I numeri resi noti dal sindacato relativi alle convalide di sfratto ad opera della cancelleria del Tribunale di Bergamo, parlano chiaro e fotografano una situazione che è andata peggiorando nel 2021 in maniera molto più marcata, rispetto alle previsioni. Nel 2019 le notifiche di sfratto furono 546, in linea con gli anni precedenti; nel 2020 la quota salì a 629, per raggiungere il record di 949 convalide nell’anno appena trascorso, vale a dire quasi il 75% in più rispetto a due anni prima. E il rischio che nel 2022, con il perdurare della crisi economica, questo valore possa addirittura aumentare, è concreto. «Parliamo di cifre che mettono ansia – dice ancora Bertola –. Gli effetti della ripresa in atto ancora non si vedono e quel che è certo è che nel 2022 i tribunali continueranno ad emettere convalide di sfratto. Se però le esecuzioni saranno effettivamente realizzate, il problema grosso è capire dove finiranno queste persone». I Comuni non hanno disponibilità di alloggi a sufficienza per ospitare i nuclei familiari sfrattati e il nodo sulla loro destinazione è più che mai intricato: «L’ansia c’è perché non sappiamo cosa succederà domani – è il commento del segretario del Sicet –. Purtroppo non esiste un piano di edilizia pubblica in grado di assorbire questi numeri, case popolari non ce ne sono e abbiamo già più di mille nuclei familiari in città con la domanda idonea e in attesa di un’assegnazione che non arriva perché mancano gli appartamenti».
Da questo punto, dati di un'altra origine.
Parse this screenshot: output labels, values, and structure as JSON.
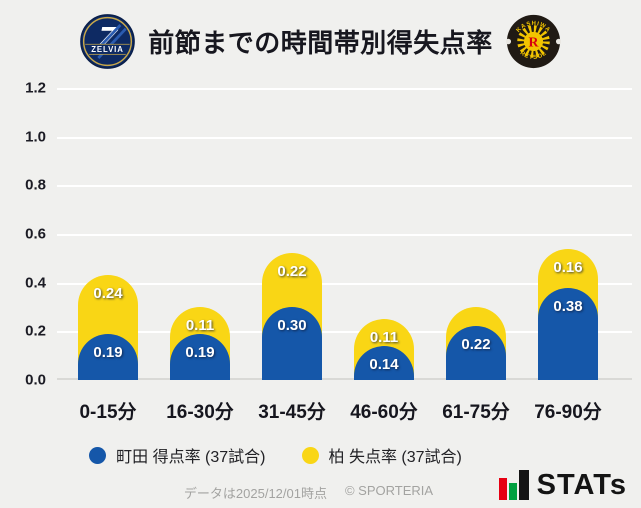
{
  "header": {
    "title": "前節までの時間帯別得失点率",
    "home_crest_text": "ZELVIA",
    "away_crest_top": "KASHIWA",
    "away_crest_bottom": "REYSOL",
    "away_crest_letter": "R"
  },
  "colors": {
    "machida_blue": "#1557a9",
    "kashiwa_yellow": "#f9d615",
    "background": "#f0f0ee",
    "gridline": "#ffffff",
    "baseline": "#d9d9d6"
  },
  "chart_data": {
    "type": "bar",
    "stacked": true,
    "title": "前節までの時間帯別得失点率",
    "categories": [
      "0-15分",
      "16-30分",
      "31-45分",
      "46-60分",
      "61-75分",
      "76-90分"
    ],
    "series": [
      {
        "name": "町田 得点率 (37試合)",
        "color": "#1557a9",
        "values": [
          0.19,
          0.19,
          0.3,
          0.14,
          0.22,
          0.38
        ],
        "labels": [
          "0.19",
          "0.19",
          "0.30",
          "0.14",
          "0.22",
          "0.38"
        ]
      },
      {
        "name": "柏 失点率 (37試合)",
        "color": "#f9d615",
        "values": [
          0.24,
          0.11,
          0.22,
          0.11,
          0.08,
          0.16
        ],
        "labels": [
          "0.24",
          "0.11",
          "0.22",
          "0.11",
          "",
          "0.16"
        ]
      }
    ],
    "ylim": [
      0,
      1.2
    ],
    "yticks": [
      "1.2",
      "1.0",
      "0.8",
      "0.6",
      "0.4",
      "0.2",
      "0.0"
    ],
    "grid": true,
    "legend_position": "bottom"
  },
  "legend": {
    "items": [
      {
        "label": "町田 得点率 (37試合)",
        "color": "#1557a9"
      },
      {
        "label": "柏 失点率 (37試合)",
        "color": "#f9d615"
      }
    ]
  },
  "footer": {
    "note": "データは2025/12/01時点",
    "copyright": "© SPORTERIA",
    "brand": "STATs"
  }
}
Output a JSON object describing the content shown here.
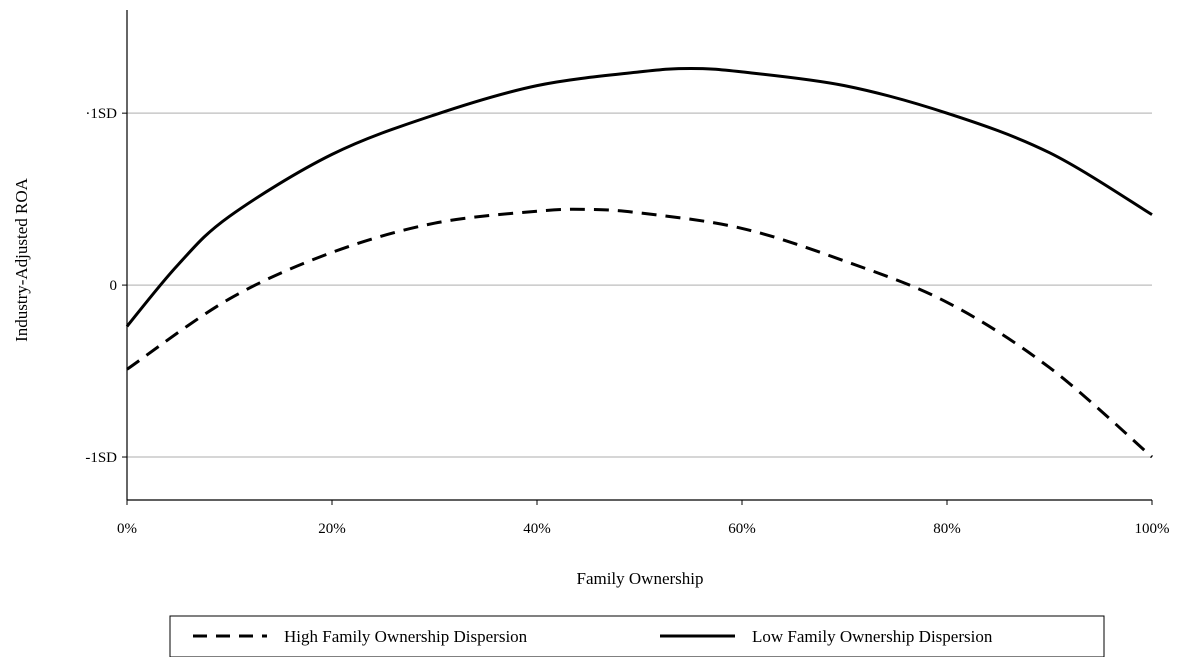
{
  "chart_data": {
    "type": "line",
    "title": "",
    "xlabel": "Family Ownership",
    "ylabel": "Industry-Adjusted ROA",
    "xlim": [
      0,
      100
    ],
    "ylim": [
      -1.25,
      1.6
    ],
    "x_ticks": [
      {
        "value": 0,
        "label": "0%"
      },
      {
        "value": 20,
        "label": "20%"
      },
      {
        "value": 40,
        "label": "40%"
      },
      {
        "value": 60,
        "label": "60%"
      },
      {
        "value": 80,
        "label": "80%"
      },
      {
        "value": 100,
        "label": "100%"
      }
    ],
    "y_ticks": [
      {
        "value": 1,
        "label": "·1SD"
      },
      {
        "value": 0,
        "label": "0"
      },
      {
        "value": -1,
        "label": "-1SD"
      }
    ],
    "grid": "horizontal",
    "legend_position": "bottom",
    "series": [
      {
        "name": "High Family Ownership Dispersion",
        "style": "dashed",
        "color": "#000000",
        "x": [
          0,
          10,
          20,
          30,
          40,
          45,
          50,
          60,
          70,
          80,
          90,
          100
        ],
        "y": [
          -0.49,
          -0.08,
          0.19,
          0.36,
          0.43,
          0.44,
          0.42,
          0.33,
          0.14,
          -0.1,
          -0.48,
          -1.0
        ]
      },
      {
        "name": "Low Family Ownership Dispersion",
        "style": "solid",
        "color": "#000000",
        "x": [
          0,
          5,
          10,
          20,
          30,
          40,
          50,
          55,
          60,
          70,
          80,
          90,
          100
        ],
        "y": [
          -0.24,
          0.12,
          0.4,
          0.76,
          0.99,
          1.16,
          1.24,
          1.26,
          1.24,
          1.16,
          1.0,
          0.77,
          0.41
        ]
      }
    ]
  }
}
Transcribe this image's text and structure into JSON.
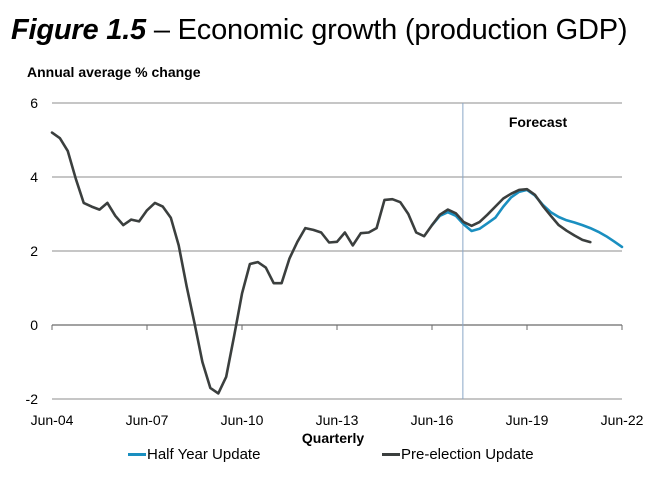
{
  "header": {
    "figure_label": "Figure 1.5",
    "title_rest": " – Economic growth (production GDP)"
  },
  "chart_data": {
    "type": "line",
    "title": "Figure 1.5 – Economic growth (production GDP)",
    "ylabel": "Annual average % change",
    "xlabel": "Quarterly",
    "ylim": [
      -2,
      6
    ],
    "yticks": [
      6,
      4,
      2,
      0,
      -2
    ],
    "xtick_labels": [
      "Jun-04",
      "Jun-07",
      "Jun-10",
      "Jun-13",
      "Jun-16",
      "Jun-19",
      "Jun-22"
    ],
    "x_start": "Jun-04",
    "x_frequency": "quarterly",
    "x_range_quarters": [
      0,
      72
    ],
    "grid": true,
    "annotation": {
      "text": "Forecast",
      "divider_at_quarter": 51.9,
      "divider_label": "Mar-17"
    },
    "legend_position": "bottom",
    "series": [
      {
        "name": "Half Year Update",
        "color": "#1a8fc0",
        "start_quarter": 48,
        "values": [
          2.7,
          2.95,
          3.05,
          2.95,
          2.72,
          2.54,
          2.6,
          2.75,
          2.9,
          3.2,
          3.45,
          3.6,
          3.65,
          3.5,
          3.25,
          3.05,
          2.92,
          2.83,
          2.77,
          2.7,
          2.62,
          2.52,
          2.4,
          2.26,
          2.11
        ]
      },
      {
        "name": "Pre-election Update",
        "color": "#3b3f3e",
        "start_quarter": 0,
        "values": [
          5.2,
          5.05,
          4.7,
          3.95,
          3.3,
          3.2,
          3.12,
          3.3,
          2.95,
          2.7,
          2.85,
          2.8,
          3.1,
          3.3,
          3.2,
          2.9,
          2.15,
          1.05,
          0.05,
          -1.0,
          -1.7,
          -1.85,
          -1.4,
          -0.3,
          0.85,
          1.65,
          1.7,
          1.55,
          1.13,
          1.13,
          1.8,
          2.25,
          2.62,
          2.57,
          2.5,
          2.23,
          2.25,
          2.5,
          2.15,
          2.48,
          2.5,
          2.62,
          3.38,
          3.4,
          3.32,
          3.0,
          2.5,
          2.4,
          2.7,
          2.98,
          3.12,
          3.02,
          2.78,
          2.68,
          2.78,
          2.98,
          3.2,
          3.42,
          3.55,
          3.65,
          3.67,
          3.52,
          3.22,
          2.95,
          2.7,
          2.55,
          2.42,
          2.3,
          2.24
        ]
      }
    ]
  },
  "legend": {
    "items": [
      {
        "label": "Half Year Update",
        "color": "#1a8fc0"
      },
      {
        "label": "Pre-election Update",
        "color": "#3b3f3e"
      }
    ]
  }
}
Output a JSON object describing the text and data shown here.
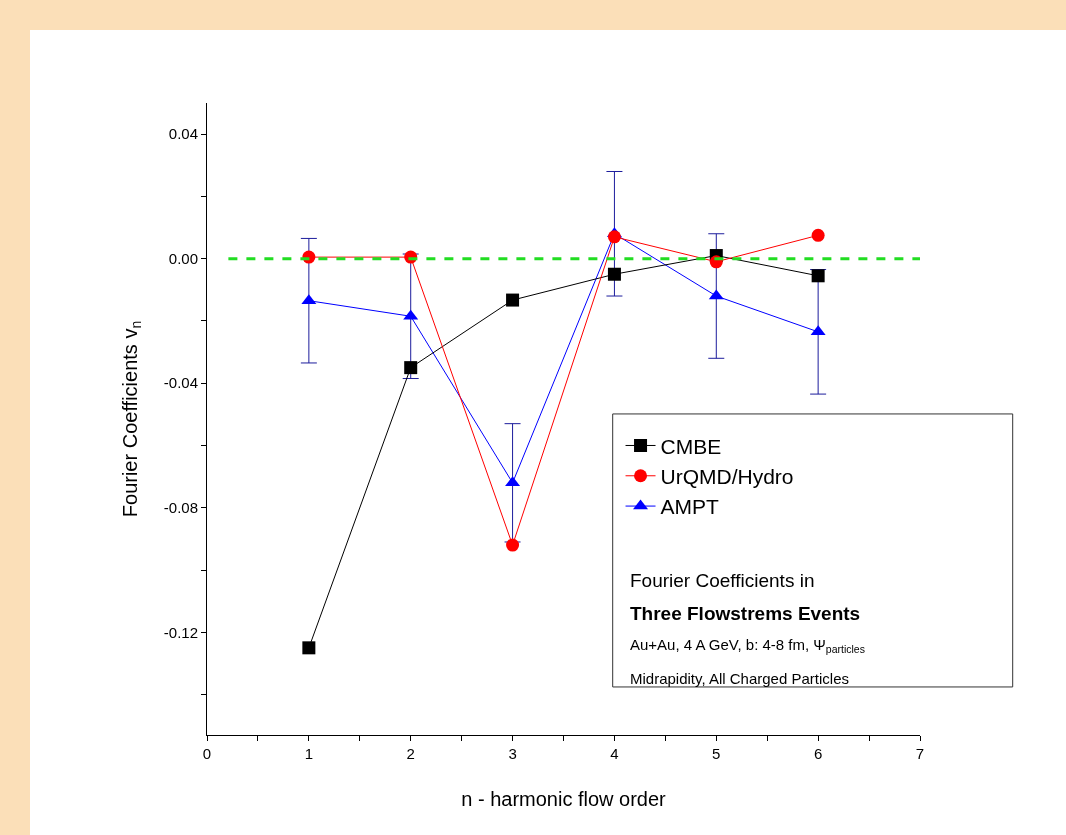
{
  "chart_data": {
    "type": "line",
    "xlabel": "n - harmonic flow order",
    "ylabel": "Fourier Coefficients v$_{n}$",
    "x": [
      1,
      2,
      3,
      4,
      5,
      6
    ],
    "series": [
      {
        "name": "CMBE",
        "color": "#000000",
        "marker": "square",
        "values": [
          -0.125,
          -0.035,
          -0.0133,
          -0.005,
          0.001,
          -0.0055
        ]
      },
      {
        "name": "UrQMD/Hydro",
        "color": "#ff0000",
        "marker": "circle",
        "values": [
          0.0005,
          0.0005,
          -0.092,
          0.007,
          -0.001,
          0.0075
        ]
      },
      {
        "name": "AMPT",
        "color": "#0000ff",
        "marker": "triangle",
        "values": [
          -0.0135,
          -0.0185,
          -0.072,
          0.008,
          -0.012,
          -0.0235
        ],
        "errors": [
          0.02,
          0.02,
          0.019,
          0.02,
          0.02,
          0.02
        ]
      }
    ],
    "xlim": [
      0,
      7
    ],
    "xticks": [
      0,
      {
        "value": 0.5,
        "label": null
      },
      1,
      {
        "value": 1.5,
        "label": null
      },
      2,
      {
        "value": 2.5,
        "label": null
      },
      3,
      {
        "value": 3.5,
        "label": null
      },
      4,
      {
        "value": 4.5,
        "label": null
      },
      5,
      {
        "value": 5.5,
        "label": null
      },
      6,
      {
        "value": 6.5,
        "label": null
      },
      7
    ],
    "ylim": [
      -0.153,
      0.05
    ],
    "yticks": [
      {
        "value": 0.04,
        "label": "0.04"
      },
      {
        "value": 0.02,
        "label": null
      },
      {
        "value": 0,
        "label": "0.00"
      },
      {
        "value": -0.02,
        "label": null
      },
      {
        "value": -0.04,
        "label": "-0.04"
      },
      {
        "value": -0.06,
        "label": null
      },
      {
        "value": -0.08,
        "label": "-0.08"
      },
      {
        "value": -0.1,
        "label": null
      },
      {
        "value": -0.12,
        "label": "-0.12"
      },
      {
        "value": -0.14,
        "label": null
      }
    ],
    "ref_lines": [
      {
        "axis": "y",
        "value": 0,
        "color": "#22dd22",
        "line_style": "dashed"
      }
    ],
    "grid": false,
    "legend": "bottom right",
    "line_style": "solid",
    "annotations": [
      "Fourier Coefficients in",
      "Three Flowstrems Events",
      "Au+Au, 4 A GeV, b: 4-8 fm, Ψ$_{particles}$",
      "Midrapidity, All Charged Particles"
    ]
  }
}
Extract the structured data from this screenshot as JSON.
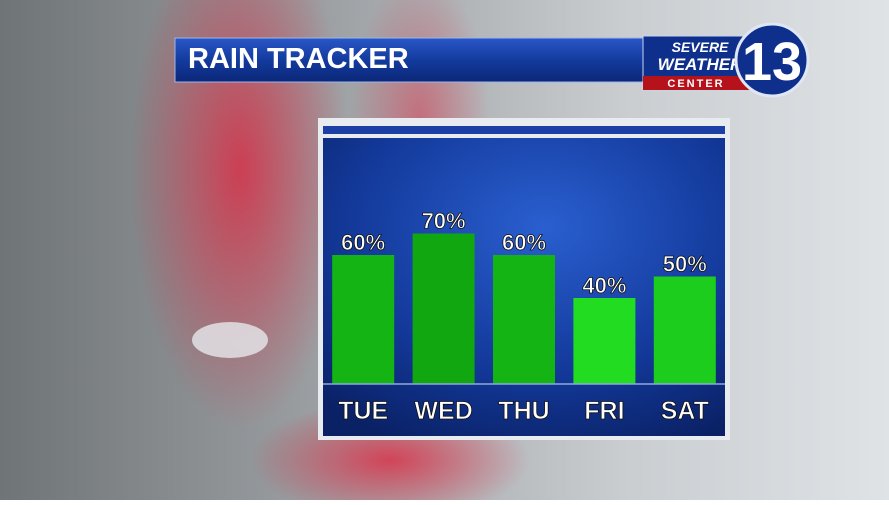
{
  "chart_data": {
    "type": "bar",
    "title": "RAIN TRACKER",
    "categories": [
      "TUE",
      "WED",
      "THU",
      "FRI",
      "SAT"
    ],
    "values": [
      60,
      70,
      60,
      40,
      50
    ],
    "value_labels": [
      "60%",
      "70%",
      "60%",
      "40%",
      "50%"
    ],
    "colors": [
      "#15b415",
      "#10a710",
      "#15b415",
      "#22dc22",
      "#1dcd1d"
    ]
  },
  "logo": {
    "line1": "SEVERE",
    "line2": "WEATHER",
    "line3": "CENTER",
    "channel": "13"
  }
}
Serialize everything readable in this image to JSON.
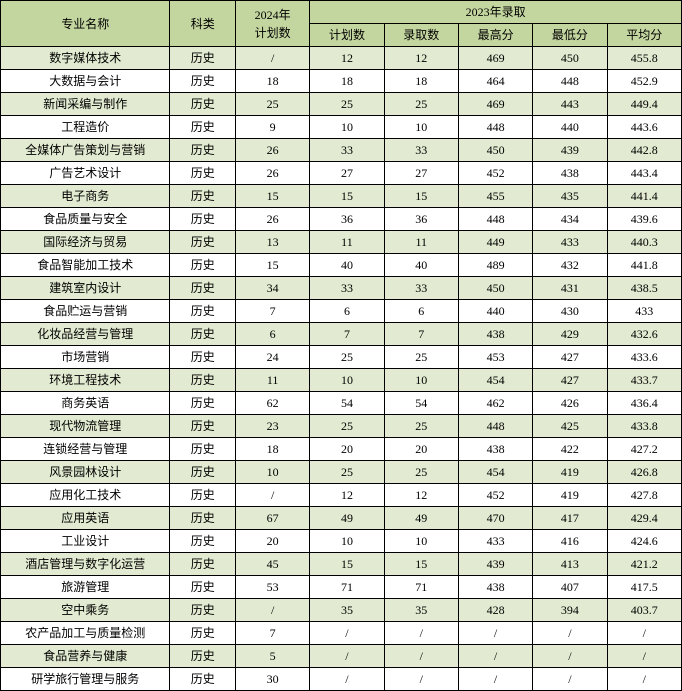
{
  "colors": {
    "headerBg": "#c4d6a0",
    "rowOdd": "#e2ebd1",
    "rowEven": "#ffffff",
    "border": "#000000"
  },
  "headers": {
    "major": "专业名称",
    "category": "科类",
    "plan2024": "2024年\n计划数",
    "admission2023": "2023年录取",
    "sub": {
      "plan": "计划数",
      "admitted": "录取数",
      "maxScore": "最高分",
      "minScore": "最低分",
      "avgScore": "平均分"
    }
  },
  "rows": [
    {
      "major": "数字媒体技术",
      "category": "历史",
      "plan2024": "/",
      "plan": "12",
      "admitted": "12",
      "max": "469",
      "min": "450",
      "avg": "455.8"
    },
    {
      "major": "大数据与会计",
      "category": "历史",
      "plan2024": "18",
      "plan": "18",
      "admitted": "18",
      "max": "464",
      "min": "448",
      "avg": "452.9"
    },
    {
      "major": "新闻采编与制作",
      "category": "历史",
      "plan2024": "25",
      "plan": "25",
      "admitted": "25",
      "max": "469",
      "min": "443",
      "avg": "449.4"
    },
    {
      "major": "工程造价",
      "category": "历史",
      "plan2024": "9",
      "plan": "10",
      "admitted": "10",
      "max": "448",
      "min": "440",
      "avg": "443.6"
    },
    {
      "major": "全媒体广告策划与营销",
      "category": "历史",
      "plan2024": "26",
      "plan": "33",
      "admitted": "33",
      "max": "450",
      "min": "439",
      "avg": "442.8"
    },
    {
      "major": "广告艺术设计",
      "category": "历史",
      "plan2024": "26",
      "plan": "27",
      "admitted": "27",
      "max": "452",
      "min": "438",
      "avg": "443.4"
    },
    {
      "major": "电子商务",
      "category": "历史",
      "plan2024": "15",
      "plan": "15",
      "admitted": "15",
      "max": "455",
      "min": "435",
      "avg": "441.4"
    },
    {
      "major": "食品质量与安全",
      "category": "历史",
      "plan2024": "26",
      "plan": "36",
      "admitted": "36",
      "max": "448",
      "min": "434",
      "avg": "439.6"
    },
    {
      "major": "国际经济与贸易",
      "category": "历史",
      "plan2024": "13",
      "plan": "11",
      "admitted": "11",
      "max": "449",
      "min": "433",
      "avg": "440.3"
    },
    {
      "major": "食品智能加工技术",
      "category": "历史",
      "plan2024": "15",
      "plan": "40",
      "admitted": "40",
      "max": "489",
      "min": "432",
      "avg": "441.8"
    },
    {
      "major": "建筑室内设计",
      "category": "历史",
      "plan2024": "34",
      "plan": "33",
      "admitted": "33",
      "max": "450",
      "min": "431",
      "avg": "438.5"
    },
    {
      "major": "食品贮运与营销",
      "category": "历史",
      "plan2024": "7",
      "plan": "6",
      "admitted": "6",
      "max": "440",
      "min": "430",
      "avg": "433"
    },
    {
      "major": "化妆品经营与管理",
      "category": "历史",
      "plan2024": "6",
      "plan": "7",
      "admitted": "7",
      "max": "438",
      "min": "429",
      "avg": "432.6"
    },
    {
      "major": "市场营销",
      "category": "历史",
      "plan2024": "24",
      "plan": "25",
      "admitted": "25",
      "max": "453",
      "min": "427",
      "avg": "433.6"
    },
    {
      "major": "环境工程技术",
      "category": "历史",
      "plan2024": "11",
      "plan": "10",
      "admitted": "10",
      "max": "454",
      "min": "427",
      "avg": "433.7"
    },
    {
      "major": "商务英语",
      "category": "历史",
      "plan2024": "62",
      "plan": "54",
      "admitted": "54",
      "max": "462",
      "min": "426",
      "avg": "436.4"
    },
    {
      "major": "现代物流管理",
      "category": "历史",
      "plan2024": "23",
      "plan": "25",
      "admitted": "25",
      "max": "448",
      "min": "425",
      "avg": "433.8"
    },
    {
      "major": "连锁经营与管理",
      "category": "历史",
      "plan2024": "18",
      "plan": "20",
      "admitted": "20",
      "max": "438",
      "min": "422",
      "avg": "427.2"
    },
    {
      "major": "风景园林设计",
      "category": "历史",
      "plan2024": "10",
      "plan": "25",
      "admitted": "25",
      "max": "454",
      "min": "419",
      "avg": "426.8"
    },
    {
      "major": "应用化工技术",
      "category": "历史",
      "plan2024": "/",
      "plan": "12",
      "admitted": "12",
      "max": "452",
      "min": "419",
      "avg": "427.8"
    },
    {
      "major": "应用英语",
      "category": "历史",
      "plan2024": "67",
      "plan": "49",
      "admitted": "49",
      "max": "470",
      "min": "417",
      "avg": "429.4"
    },
    {
      "major": "工业设计",
      "category": "历史",
      "plan2024": "20",
      "plan": "10",
      "admitted": "10",
      "max": "433",
      "min": "416",
      "avg": "424.6"
    },
    {
      "major": "酒店管理与数字化运营",
      "category": "历史",
      "plan2024": "45",
      "plan": "15",
      "admitted": "15",
      "max": "439",
      "min": "413",
      "avg": "421.2"
    },
    {
      "major": "旅游管理",
      "category": "历史",
      "plan2024": "53",
      "plan": "71",
      "admitted": "71",
      "max": "438",
      "min": "407",
      "avg": "417.5"
    },
    {
      "major": "空中乘务",
      "category": "历史",
      "plan2024": "/",
      "plan": "35",
      "admitted": "35",
      "max": "428",
      "min": "394",
      "avg": "403.7"
    },
    {
      "major": "农产品加工与质量检测",
      "category": "历史",
      "plan2024": "7",
      "plan": "/",
      "admitted": "/",
      "max": "/",
      "min": "/",
      "avg": "/"
    },
    {
      "major": "食品营养与健康",
      "category": "历史",
      "plan2024": "5",
      "plan": "/",
      "admitted": "/",
      "max": "/",
      "min": "/",
      "avg": "/"
    },
    {
      "major": "研学旅行管理与服务",
      "category": "历史",
      "plan2024": "30",
      "plan": "/",
      "admitted": "/",
      "max": "/",
      "min": "/",
      "avg": "/"
    }
  ]
}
Le speranze sono tutte rivolte al tavolo che si aprirà presto in Prefettura: «Abbiamo chiesto un intervento già a giugno – ricorda Luisella Gagni, segretaria generale Sunia Cgil –. Sta scoppiando una bomba sociale che noi avevamo purtroppo previsto da tempo. D’altronde in questi mesi abbiamo assistito a una forte contrazione del reddito: tanti lavoratori hanno perso il loro posto, accentuando così una problematica che prima del Covid si era tutto sommato stabilizzata. I bonus affitto stanziati attraverso i Comuni in tempo di pandemia non hanno avuto l’effetto benefico tanto atteso, perché legati all’accettazione dei proprietari. Tanti di loro non hanno accettato sebbene la morosità, in molti casi, non fosse elevata. Servirebbe dare un po’ più di tempo a queste famiglie per recuperare i debiti, anche se oggettivamente non è una soluzione che oggi appare percorribile. Ma ci si doveva pensare prima».